5. Il ressort des pièces du dossier que M. A... est célibataire et sans enfant. S'il déclare être entré en France en 2014, il ne démontre entre 2014 et 2019 qu'une présence ponctuelle sur le territoire français. En outre, il n'est pas dépourvu d'attaches familiales dans son pays d'origine, où il a vécu jusqu'à, a minima, l'âge de 29 ans et où résident ses parents. Enfin, s'il ressort des pièces du dossier et notamment des nombreuses attestations produites par M. A..., que ce dernier a noué des relations personnelles fortes dans le cadre de ses activités bénévoles comme entraîneur d'une équipe de football et comme membre de l'association de la Case de Santé, cette activité sociale ne suffit pas à elle seule à caractériser une insertion dans la société française telle que la décision contestée porterait une atteinte disproportionnée au droit à sa vie privée et familiale au regard des buts poursuivis. Par suite, les moyens tirés de la méconnaissance des stipulations de l'article 6-5 de l'accord franco-algérien et de l'article 8 de la convention européenne de sauvegarde des droits de l'homme et des libertés fondamentales doivent être écartés.
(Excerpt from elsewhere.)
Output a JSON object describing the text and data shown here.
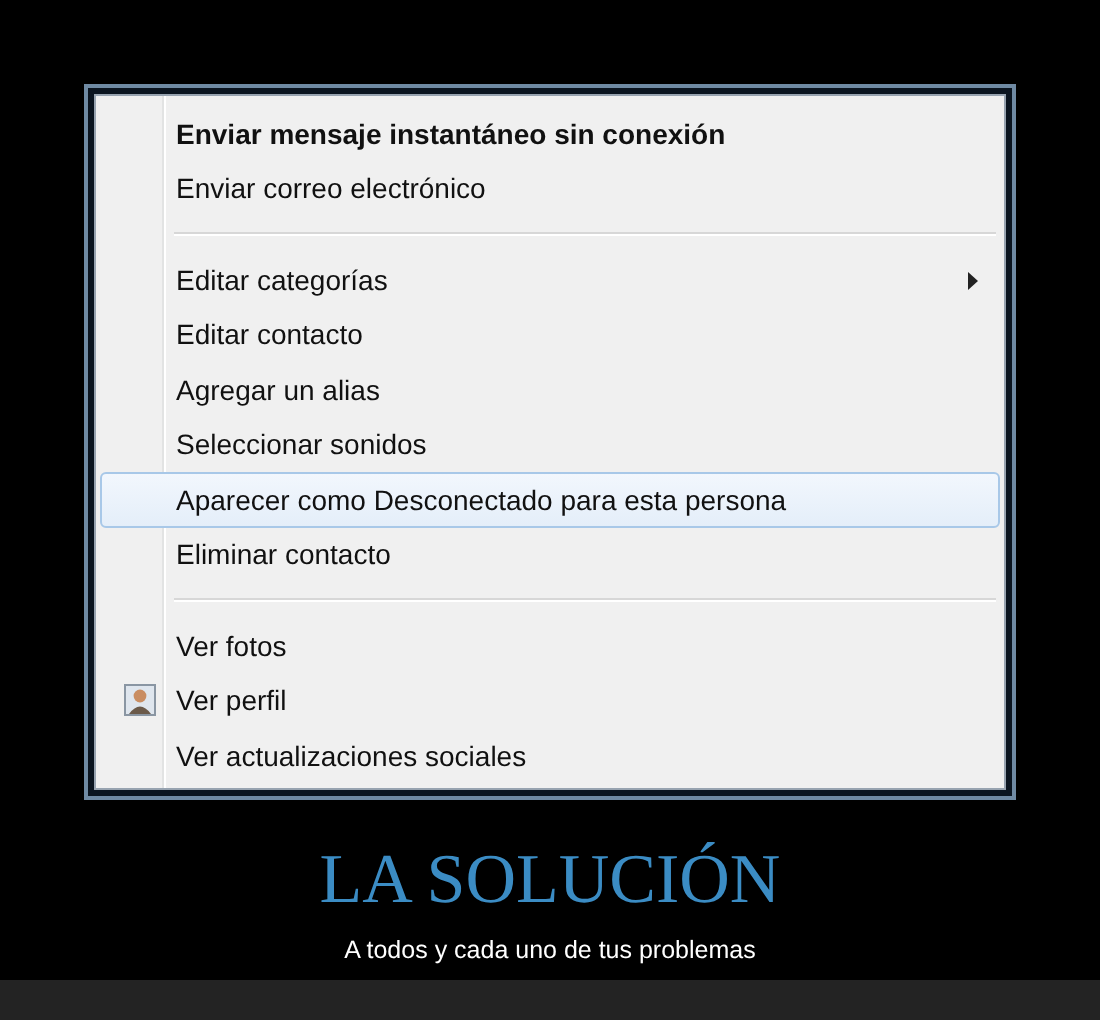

Pour les mêmes motifs, le moyen tiré de ce que le refus de titre de séjour serait entaché d'une erreur manifeste d'appréciation de ses conséquences sur la situation de l'appelant doit être écarté.
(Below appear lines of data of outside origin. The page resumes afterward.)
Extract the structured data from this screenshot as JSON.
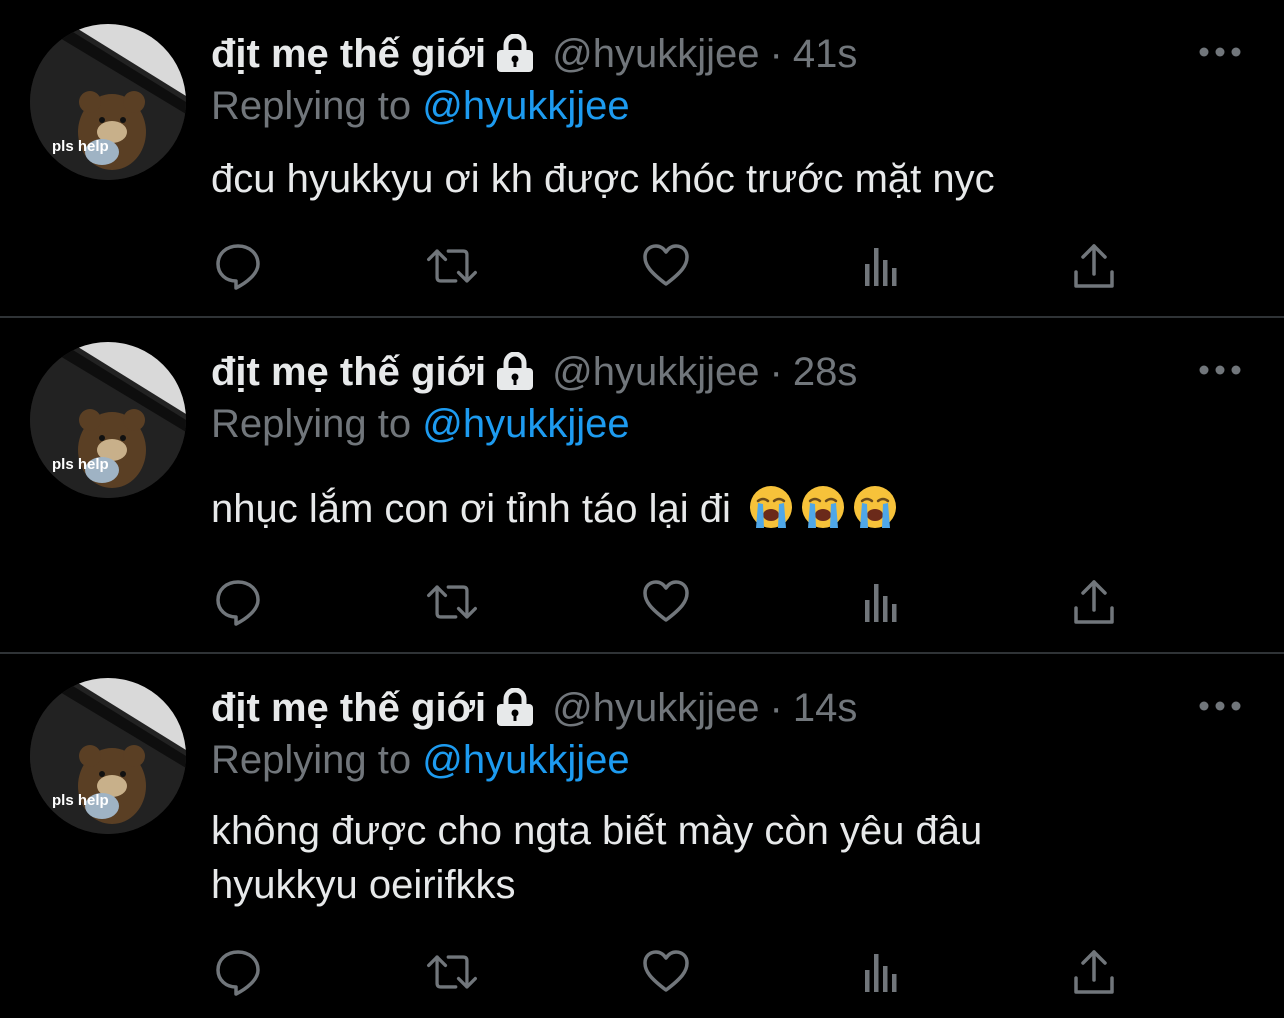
{
  "theme": {
    "background": "#000000",
    "text_primary": "#e7e9ea",
    "text_secondary": "#71767b",
    "link": "#1d9bf0",
    "divider": "#2f3336"
  },
  "icons": {
    "protected": "lock-icon",
    "more": "more-options-icon",
    "reply": "reply-icon",
    "retweet": "retweet-icon",
    "like": "like-icon",
    "analytics": "analytics-icon",
    "share": "share-icon",
    "emoji": "loudly-crying-face-emoji"
  },
  "tweets": [
    {
      "avatar_caption": "pls help",
      "display_name": "địt mẹ thế giới",
      "handle": "@hyukkjjee",
      "separator": "·",
      "time": "41s",
      "replying_prefix": "Replying to",
      "replying_to": "@hyukkjjee",
      "text": "đcu hyukkyu ơi kh được khóc trước mặt nyc",
      "emoji_count": 0
    },
    {
      "avatar_caption": "pls help",
      "display_name": "địt mẹ thế giới",
      "handle": "@hyukkjjee",
      "separator": "·",
      "time": "28s",
      "replying_prefix": "Replying to",
      "replying_to": "@hyukkjjee",
      "text": "nhục lắm con ơi tỉnh táo lại đi",
      "emoji_count": 3
    },
    {
      "avatar_caption": "pls help",
      "display_name": "địt mẹ thế giới",
      "handle": "@hyukkjjee",
      "separator": "·",
      "time": "14s",
      "replying_prefix": "Replying to",
      "replying_to": "@hyukkjjee",
      "text_line1": "không được cho ngta biết mày còn yêu đâu",
      "text_line2": "hyukkyu oeirifkks",
      "emoji_count": 0
    }
  ]
}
En ce qui concerne la décision portant obligation de quitter le territoire français :
6. En premier lieu, aux termes du 10ème alinéa de l'article L. 511-1 du code de l'entrée et du séjour des étrangers et du droit d'asile, alors en vigueur : " La décision énonçant l'obligation de quitter le territoire français est motivée. Elle n'a pas à faire l'objet d'une motivation distincte de celle de la décision relative au séjour dans les cas prévus aux 3° et 5° du présent I, sans préjudice, le cas échéant, de l'indication des motifs pour lesquels il est fait application des II et III ".
7. Il ressort des termes de l'arrêté en litige que la décision portant refus de titre de séjour comporte l'ensemble des considérations de droit et de fait sur lesquelles elle se fonde. Par suite, l'obligation de quitter le territoire, qui en l'espèce, n'a pas à faire l'objet d'une motivation distincte de celle de la décision relative au séjour, est également suffisamment motivée.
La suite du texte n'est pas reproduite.